The conference was organized to commemorate the 10th anniversary of the Durban I conference, which took place in Durban, South Africa. It was widely denounced as an anti- Semitic, UN-sponsored event that singled out Jews and Israel in order to attack them, including calls to eliminate Israel.

The United States, Canada, Israel, Czech Republic, Italy and the Netherlands already announced plans to boycott Durban III.

Germany in particular has come under a lot of pressure to denounce the conference.
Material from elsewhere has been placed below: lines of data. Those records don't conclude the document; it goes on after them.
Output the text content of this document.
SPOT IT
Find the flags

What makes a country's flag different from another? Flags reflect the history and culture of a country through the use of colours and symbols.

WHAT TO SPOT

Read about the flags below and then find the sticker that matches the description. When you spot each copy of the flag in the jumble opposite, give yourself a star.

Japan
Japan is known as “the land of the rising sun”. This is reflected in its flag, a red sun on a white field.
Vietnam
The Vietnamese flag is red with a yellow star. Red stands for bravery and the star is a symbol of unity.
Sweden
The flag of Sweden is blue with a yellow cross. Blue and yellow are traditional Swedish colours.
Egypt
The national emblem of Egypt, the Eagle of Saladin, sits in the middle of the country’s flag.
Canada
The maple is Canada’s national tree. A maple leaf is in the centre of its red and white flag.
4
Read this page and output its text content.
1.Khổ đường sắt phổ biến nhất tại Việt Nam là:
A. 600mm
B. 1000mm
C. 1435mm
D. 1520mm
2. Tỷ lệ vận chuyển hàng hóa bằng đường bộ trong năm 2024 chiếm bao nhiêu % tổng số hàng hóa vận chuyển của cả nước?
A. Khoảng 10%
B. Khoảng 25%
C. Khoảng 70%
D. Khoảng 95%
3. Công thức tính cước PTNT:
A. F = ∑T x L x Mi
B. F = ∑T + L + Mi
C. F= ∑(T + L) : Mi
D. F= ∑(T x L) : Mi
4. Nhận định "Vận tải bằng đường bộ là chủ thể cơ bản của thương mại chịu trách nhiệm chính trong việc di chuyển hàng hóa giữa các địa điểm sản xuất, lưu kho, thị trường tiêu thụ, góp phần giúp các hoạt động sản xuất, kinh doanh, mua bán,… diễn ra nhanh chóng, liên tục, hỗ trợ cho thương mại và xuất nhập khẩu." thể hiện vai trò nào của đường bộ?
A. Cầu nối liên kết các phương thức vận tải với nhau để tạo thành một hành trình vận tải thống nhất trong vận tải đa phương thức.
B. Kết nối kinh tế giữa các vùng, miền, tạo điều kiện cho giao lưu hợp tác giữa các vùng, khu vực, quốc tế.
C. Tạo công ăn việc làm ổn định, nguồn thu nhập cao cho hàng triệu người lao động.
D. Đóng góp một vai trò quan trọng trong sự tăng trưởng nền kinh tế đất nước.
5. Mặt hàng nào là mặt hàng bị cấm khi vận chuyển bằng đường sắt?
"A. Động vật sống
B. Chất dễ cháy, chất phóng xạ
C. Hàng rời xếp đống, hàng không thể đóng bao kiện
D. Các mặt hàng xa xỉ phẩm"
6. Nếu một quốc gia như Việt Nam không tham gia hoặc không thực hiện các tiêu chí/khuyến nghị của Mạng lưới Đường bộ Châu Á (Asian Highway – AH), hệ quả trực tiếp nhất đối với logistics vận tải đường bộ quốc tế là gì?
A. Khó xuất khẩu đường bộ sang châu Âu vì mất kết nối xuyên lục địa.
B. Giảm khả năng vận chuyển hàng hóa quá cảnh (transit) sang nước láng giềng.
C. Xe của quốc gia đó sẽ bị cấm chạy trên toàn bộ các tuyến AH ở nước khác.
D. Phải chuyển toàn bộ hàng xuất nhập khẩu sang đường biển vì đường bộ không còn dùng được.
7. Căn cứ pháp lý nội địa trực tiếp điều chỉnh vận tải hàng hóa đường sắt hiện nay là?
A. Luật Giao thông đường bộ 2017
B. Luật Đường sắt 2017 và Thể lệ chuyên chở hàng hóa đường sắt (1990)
Dieter Graumann, the head of the Central Council of Jews in Germany told the DAPD wire service that the “German government has up until now remained silent,” and the Durban III conference is a “festival of hostility toward Jews.” He said “Germany ought to not give this campaign of hate the appearance of legitimacy.”

Graumann highlighted the presence of Iranian President Mahmoud Ahmadinejad at the Durban II conference in Geneva in 2009. Ahmadinejad denied the Holocaust and called for Israel’s destruction.

The American Jewish Committee on Tuesday lauded the decision and called on other nations to follow suit.

“AJC applauds the principled decision of the Australian government, led by Prime Minister Gillard, to skip next month’s event,” said AJC Executive Director David Harris.

“Australia is a vibrant, multicultural country committed to the struggle against racism. Like the other nations that have decided not to participate, however, Canberra understood clearly that this UN initiative had been hijacked at its inception 10 years ago by those seeking to turn it into yet another forum for bashing Israel.

“Our hope is that other democratic nations will consider the laudable position of Australia, and the other six countries, and reach a similar conclusion, thus further denying the September 22 gathering the legitimacy it seeks.”